Random Light Beams: Theory and Applications contemplates the potential in harnessing random light. This book discusses light matter interactions, and concentrates on the various phenomena associated with beam-like fields. It explores natural and man-made light fields and gives an overview of recently introduced families of random light beams. It outlines mathematical tools for analysis, suggests schemes for realization, and discusses possible applications.
The book introduces the essential concepts needed for a deeper understanding of the subject, discusses various classes of deterministic paraxial beams and examines random scalar beams. It highlights electromagnetic random beams and matters relating to generation, propagation in free space and various media, and discusses transmission through optical systems. It includes applications that benefit from the use of random beams, as well as the interaction of beams with deterministic optical systems.
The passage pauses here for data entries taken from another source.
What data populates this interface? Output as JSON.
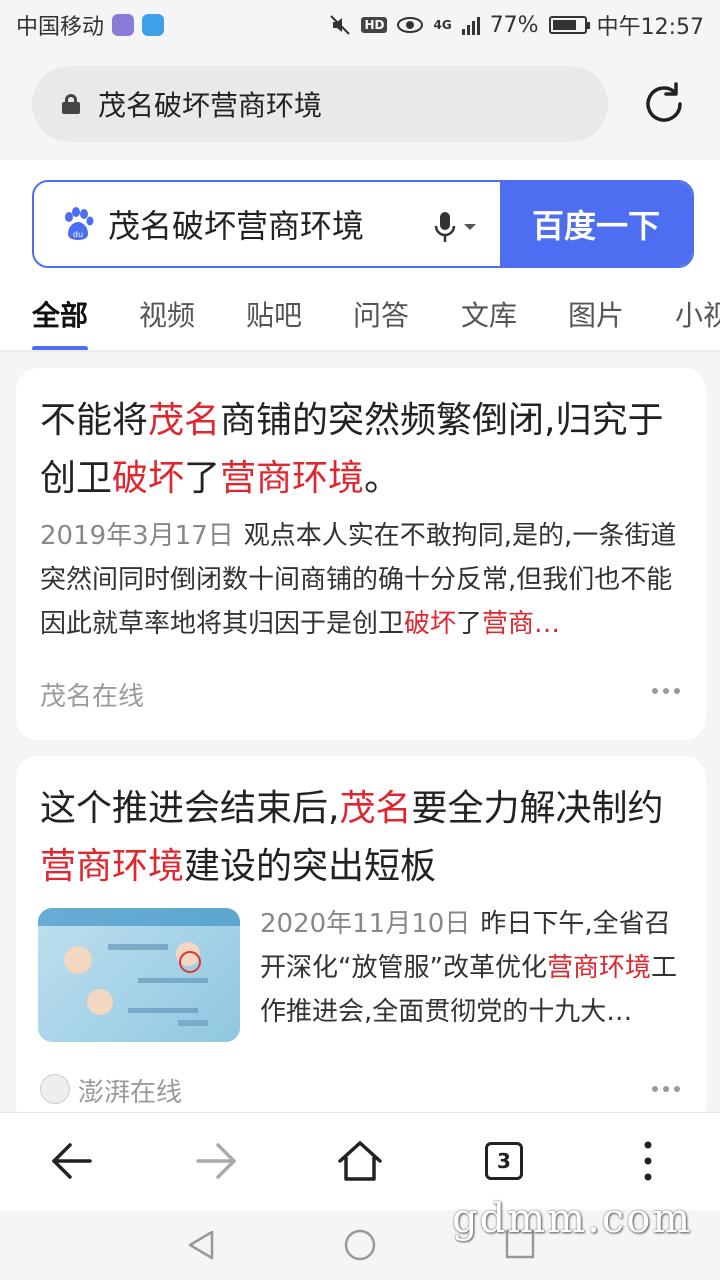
{
  "status_bar": {
    "carrier": "中国移动",
    "hd_label": "HD",
    "network": "4G",
    "battery": "77%",
    "battery_level": 0.77,
    "time": "中午12:57"
  },
  "browser": {
    "url_text": "茂名破坏营商环境"
  },
  "search": {
    "query": "茂名破坏营商环境",
    "button_label": "百度一下",
    "accent_color": "#4e6ef2"
  },
  "tabs": [
    "全部",
    "视频",
    "贴吧",
    "问答",
    "文库",
    "图片",
    "小视"
  ],
  "results": [
    {
      "title_parts": [
        {
          "t": "不能将",
          "hl": false
        },
        {
          "t": "茂名",
          "hl": true
        },
        {
          "t": "商铺的突然频繁倒闭,归究于创卫",
          "hl": false
        },
        {
          "t": "破坏",
          "hl": true
        },
        {
          "t": "了",
          "hl": false
        },
        {
          "t": "营商环境",
          "hl": true
        },
        {
          "t": "。",
          "hl": false
        }
      ],
      "date": "2019年3月17日",
      "snippet_parts": [
        {
          "t": "观点本人实在不敢拘同,是的,一条街道突然间同时倒闭数十间商铺的确十分反常,但我们也不能因此就草率地将其归因于是创卫",
          "hl": false
        },
        {
          "t": "破坏",
          "hl": true
        },
        {
          "t": "了",
          "hl": false
        },
        {
          "t": "营商…",
          "hl": true
        }
      ],
      "source": "茂名在线"
    },
    {
      "title_parts": [
        {
          "t": "这个推进会结束后,",
          "hl": false
        },
        {
          "t": "茂名",
          "hl": true
        },
        {
          "t": "要全力解决制约",
          "hl": false
        },
        {
          "t": "营商环境",
          "hl": true
        },
        {
          "t": "建设的突出短板",
          "hl": false
        }
      ],
      "date": "2020年11月10日",
      "snippet_parts": [
        {
          "t": "昨日下午,全省召开深化“放管服”改革优化",
          "hl": false
        },
        {
          "t": "营商环境",
          "hl": true
        },
        {
          "t": "工作推进会,全面贯彻党的十九大…",
          "hl": false
        }
      ],
      "source": "澎湃在线"
    }
  ],
  "bottom_nav": {
    "tab_count": "3"
  },
  "watermark": "gdmm.com",
  "colors": {
    "highlight": "#e0262e",
    "accent": "#4e6ef2"
  }
}
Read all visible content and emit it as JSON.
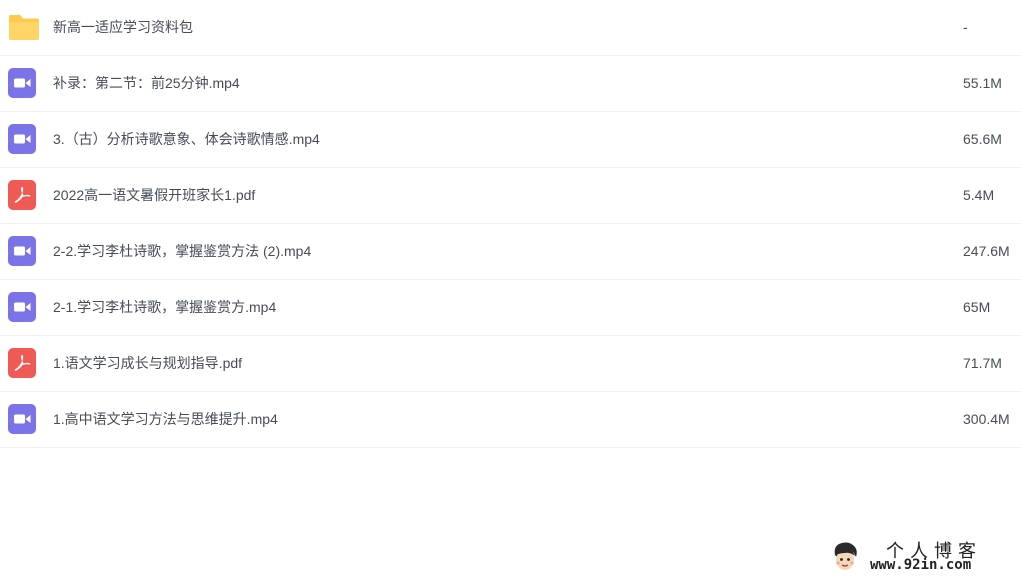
{
  "files": [
    {
      "type": "folder",
      "icon": "folder-icon",
      "name": "新高一适应学习资料包",
      "size": "-"
    },
    {
      "type": "video",
      "icon": "video-file-icon",
      "name": "补录：第二节：前25分钟.mp4",
      "size": "55.1M"
    },
    {
      "type": "video",
      "icon": "video-file-icon",
      "name": "3.（古）分析诗歌意象、体会诗歌情感.mp4",
      "size": "65.6M"
    },
    {
      "type": "pdf",
      "icon": "pdf-file-icon",
      "name": "2022高一语文暑假开班家长1.pdf",
      "size": "5.4M"
    },
    {
      "type": "video",
      "icon": "video-file-icon",
      "name": "2-2.学习李杜诗歌，掌握鉴赏方法 (2).mp4",
      "size": "247.6M"
    },
    {
      "type": "video",
      "icon": "video-file-icon",
      "name": "2-1.学习李杜诗歌，掌握鉴赏方.mp4",
      "size": "65M"
    },
    {
      "type": "pdf",
      "icon": "pdf-file-icon",
      "name": "1.语文学习成长与规划指导.pdf",
      "size": "71.7M"
    },
    {
      "type": "video",
      "icon": "video-file-icon",
      "name": "1.高中语文学习方法与思维提升.mp4",
      "size": "300.4M"
    }
  ],
  "watermark": {
    "title": "个人博客",
    "url": "www.92in.com"
  },
  "colors": {
    "folder": "#ffc94d",
    "video": "#7b73e8",
    "pdf": "#f05a55",
    "text": "#454d5a",
    "divider": "#eef0f4"
  }
}
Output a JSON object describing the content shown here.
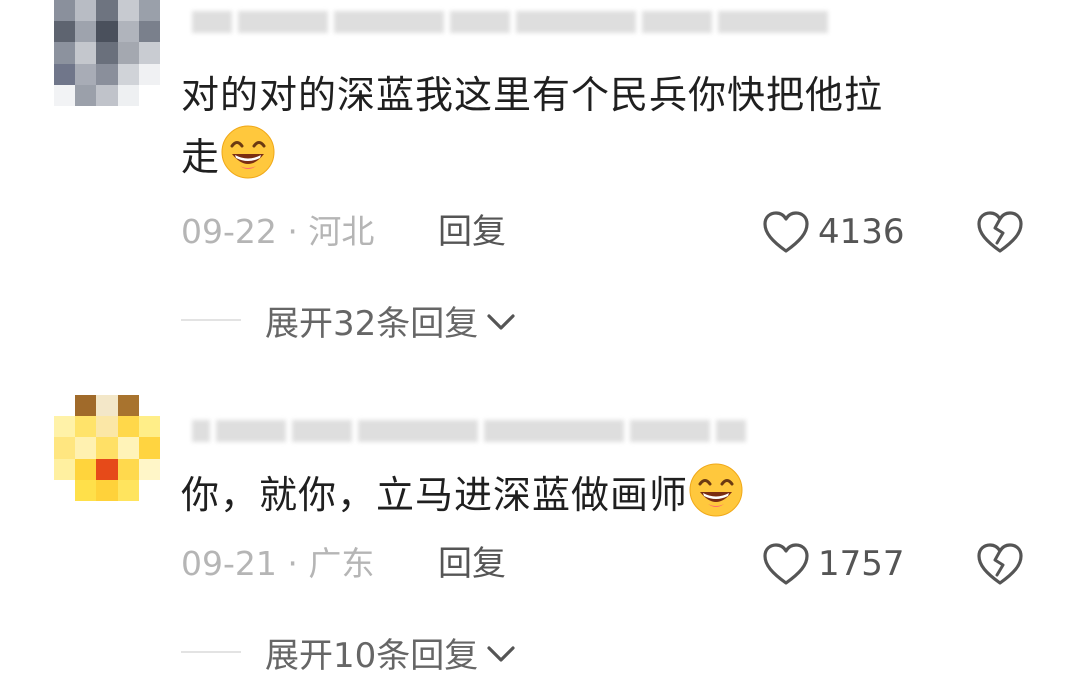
{
  "comments": [
    {
      "text_line1": "对的对的深蓝我这里有个民兵你快把他拉",
      "text_line2": "走",
      "emoji": "grinning-emoji",
      "date": "09-22",
      "separator": "·",
      "location": "河北",
      "reply_label": "回复",
      "likes": "4136",
      "expand_label": "展开32条回复"
    },
    {
      "text_line1": "你，就你，立马进深蓝做画师",
      "emoji": "grinning-emoji",
      "date": "09-21",
      "separator": "·",
      "location": "广东",
      "reply_label": "回复",
      "likes": "1757",
      "expand_label": "展开10条回复"
    }
  ],
  "colors": {
    "meta_gray": "#b5b5b5",
    "action_gray": "#555555",
    "text_dark": "#1f1f1f"
  }
}
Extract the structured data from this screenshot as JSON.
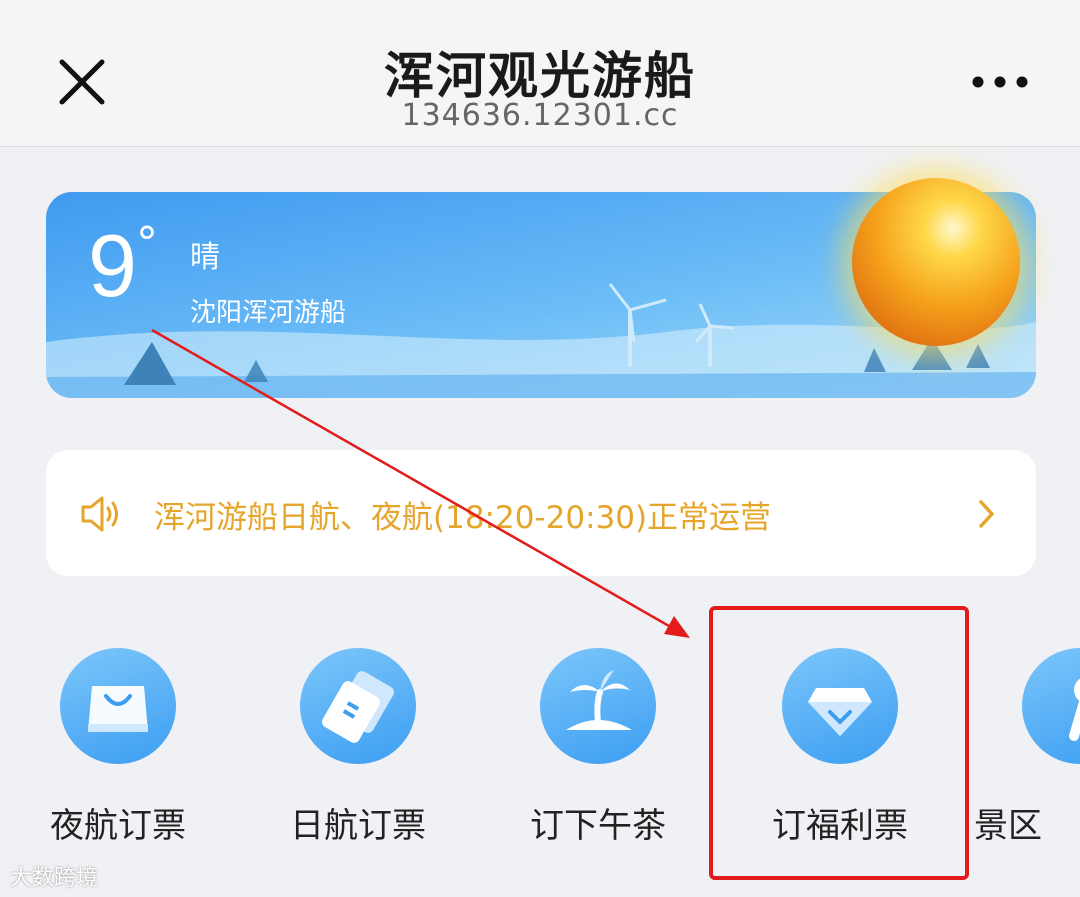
{
  "header": {
    "title": "浑河观光游船",
    "subtitle": "134636.12301.cc",
    "close_icon": "close-icon",
    "more_icon": "more-icon"
  },
  "weather": {
    "temperature": "9",
    "degree_symbol": "°",
    "condition": "晴",
    "location": "沈阳浑河游船",
    "sun_icon": "sun-icon"
  },
  "notice": {
    "text": "浑河游船日航、夜航(18:20-20:30)正常运营",
    "icon": "speaker-icon",
    "accent_color": "#e5a52b"
  },
  "features": [
    {
      "label": "夜航订票",
      "icon": "shopping-bag-icon"
    },
    {
      "label": "日航订票",
      "icon": "ticket-icon"
    },
    {
      "label": "订下午茶",
      "icon": "palm-island-icon"
    },
    {
      "label": "订福利票",
      "icon": "diamond-icon"
    },
    {
      "label": "景区",
      "icon": "tool-icon"
    }
  ],
  "annotation": {
    "color": "#e41b1b"
  },
  "watermark": "大数跨境"
}
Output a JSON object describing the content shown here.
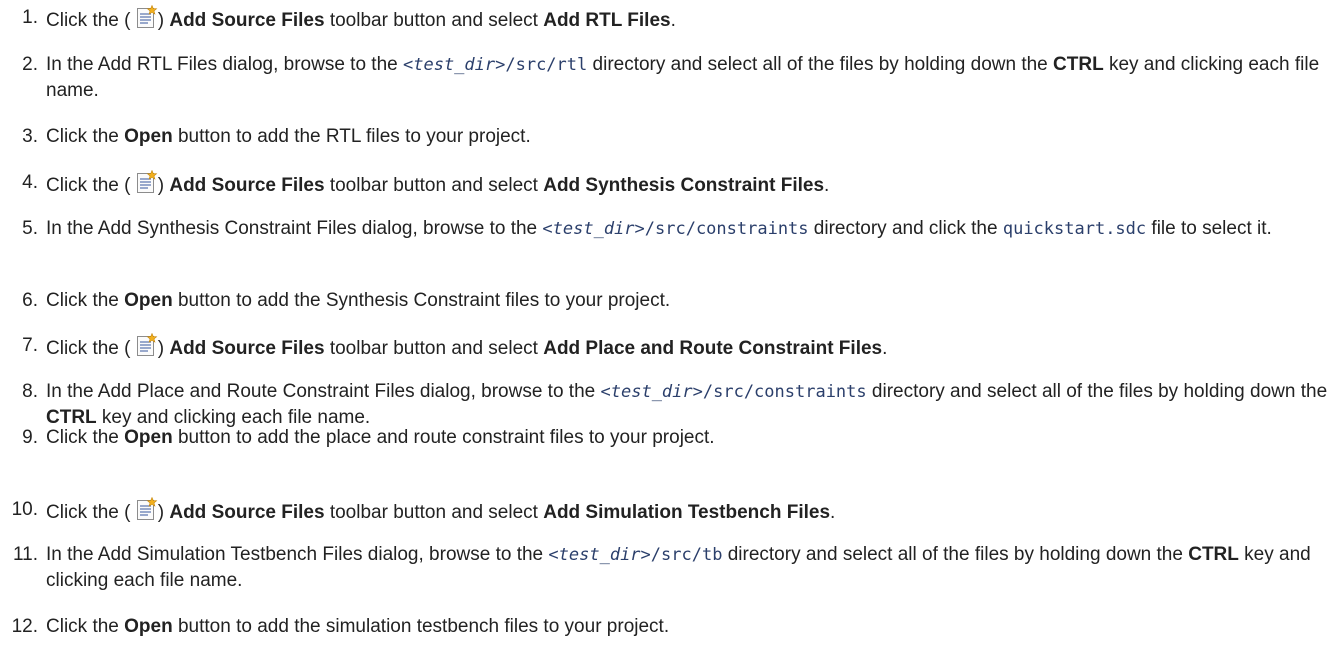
{
  "steps": [
    {
      "number": "1.",
      "parts": [
        {
          "t": "Click the ( "
        },
        {
          "icon": "add-source-files-icon"
        },
        {
          "t": ") "
        },
        {
          "b": "Add Source Files"
        },
        {
          "t": " toolbar button and select "
        },
        {
          "b": "Add RTL Files"
        },
        {
          "t": "."
        }
      ]
    },
    {
      "number": "2.",
      "parts": [
        {
          "t": "In the Add RTL Files dialog, browse to the "
        },
        {
          "c": "<"
        },
        {
          "ci": "test_dir"
        },
        {
          "c": ">/src/rtl"
        },
        {
          "t": " directory and select all of the files by holding down the "
        },
        {
          "b": "CTRL"
        },
        {
          "t": " key and clicking each file name."
        }
      ]
    },
    {
      "number": "3.",
      "parts": [
        {
          "t": "Click the "
        },
        {
          "b": "Open"
        },
        {
          "t": " button to add the RTL files to your project."
        }
      ]
    },
    {
      "number": "4.",
      "parts": [
        {
          "t": "Click the ( "
        },
        {
          "icon": "add-source-files-icon"
        },
        {
          "t": ") "
        },
        {
          "b": "Add Source Files"
        },
        {
          "t": " toolbar button and select "
        },
        {
          "b": "Add Synthesis Constraint Files"
        },
        {
          "t": "."
        }
      ]
    },
    {
      "number": "5.",
      "parts": [
        {
          "t": "In the Add Synthesis Constraint Files dialog, browse to the "
        },
        {
          "c": "<"
        },
        {
          "ci": "test_dir"
        },
        {
          "c": ">/src/constraints"
        },
        {
          "t": " directory and click the "
        },
        {
          "c": "quickstart.sdc"
        },
        {
          "t": " file to select it."
        }
      ]
    },
    {
      "number": "6.",
      "parts": [
        {
          "t": "Click the "
        },
        {
          "b": "Open"
        },
        {
          "t": " button to add the Synthesis Constraint files to your project."
        }
      ]
    },
    {
      "number": "7.",
      "parts": [
        {
          "t": "Click the ( "
        },
        {
          "icon": "add-source-files-icon"
        },
        {
          "t": ") "
        },
        {
          "b": "Add Source Files"
        },
        {
          "t": " toolbar button and select "
        },
        {
          "b": "Add Place and Route Constraint Files"
        },
        {
          "t": "."
        }
      ]
    },
    {
      "number": "8.",
      "parts": [
        {
          "t": "In the Add Place and Route Constraint Files dialog, browse to the "
        },
        {
          "c": "<"
        },
        {
          "ci": "test_dir"
        },
        {
          "c": ">/src/constraints"
        },
        {
          "t": " directory and select all of the files by holding down the "
        },
        {
          "b": "CTRL"
        },
        {
          "t": " key and clicking each file name."
        }
      ]
    },
    {
      "number": "9.",
      "parts": [
        {
          "t": "Click the "
        },
        {
          "b": "Open"
        },
        {
          "t": " button to add the place and route constraint files to your project."
        }
      ]
    },
    {
      "number": "10.",
      "parts": [
        {
          "t": "Click the ( "
        },
        {
          "icon": "add-source-files-icon"
        },
        {
          "t": ") "
        },
        {
          "b": "Add Source Files"
        },
        {
          "t": " toolbar button and select "
        },
        {
          "b": "Add Simulation Testbench Files"
        },
        {
          "t": "."
        }
      ]
    },
    {
      "number": "11.",
      "parts": [
        {
          "t": "In the Add Simulation Testbench Files dialog, browse to the "
        },
        {
          "c": "<"
        },
        {
          "ci": "test_dir"
        },
        {
          "c": ">/src/tb"
        },
        {
          "t": " directory and select all of the files by holding down the "
        },
        {
          "b": "CTRL"
        },
        {
          "t": " key and clicking each file name."
        }
      ]
    },
    {
      "number": "12.",
      "parts": [
        {
          "t": "Click the "
        },
        {
          "b": "Open"
        },
        {
          "t": " button to add the simulation testbench files to your project."
        }
      ]
    }
  ]
}
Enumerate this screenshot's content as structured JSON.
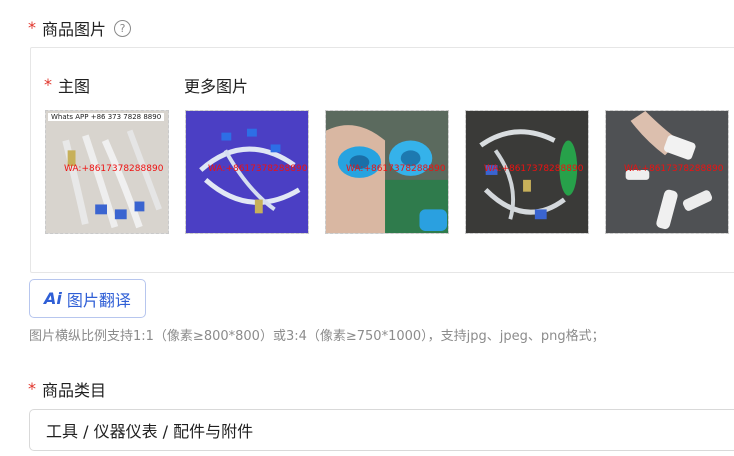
{
  "image_field": {
    "required_mark": "*",
    "label": "商品图片",
    "help_icon_text": "?",
    "main_label": "主图",
    "more_label": "更多图片",
    "thumbnails": [
      {
        "watermark": "WA:+8617378288890",
        "top_caption": "Whats APP +86 373 7828 8890"
      },
      {
        "watermark": "WA:+8617378288890",
        "top_caption": ""
      },
      {
        "watermark": "WA:+8617378288890",
        "top_caption": ""
      },
      {
        "watermark": "WA:+8617378288890",
        "top_caption": ""
      },
      {
        "watermark": "WA:+8617378288890",
        "top_caption": ""
      }
    ]
  },
  "translate_button": {
    "icon_text": "Ai",
    "label": "图片翻译"
  },
  "hint": "图片横纵比例支持1:1（像素≥800*800）或3:4（像素≥750*1000），支持jpg、jpeg、png格式；",
  "category_field": {
    "required_mark": "*",
    "label": "商品类目",
    "value": "工具 / 仪器仪表 / 配件与附件"
  },
  "colors": {
    "required": "#e0342a",
    "accent": "#2f5fd6",
    "hint": "#8c8c8c"
  }
}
• Includes detailed mathematical description of different model sources and beams
• Explores a wide range of man-made and natural media for beam interaction
• Contains more than 100 illustrations on beam behavior
• Offers information that is based on the scientific results of the last several years
• Points to general methods for dealing with random beams, on the basis of which the readers can do independent research
It gives examples of light propagation through the human eye, laser resonators, and negative phase materials. It discusses in detail propagation of random beams in random media, the scattering of random beams from collections of scatterers and thin random layers as well as the possible uses for these beams in imaging, tomography, and smart illumination.
Table of Contents
Introduction. Scalar random beams: theory. Electromagnetic random beams: theory. Simulations. Applications.
Dr. Olga Korotkova received her Ph.D. from the University of Central Florida, Orlando, in December 2003. In her Ph.D. thesis and in other publications she showed the advantages of using random optical beams for communications and sensing through random media. She is currently an Associate Professor at the Department of Physics, University of Miami, Coral Gables, Florida. She has recently introduced several schemes of correlation and polarization diversity for mitigation of effects of turbulence and scatterers. Korotkova has published more than 100 scientific papers in peer-referred journals, which have been cited more than 1800 times. She chaired six SPIE conferences relating to atmospheric and oceanic propagation of EM waves in 2007-2012 and has been a member of the editorial board for Optics Letters since 2010.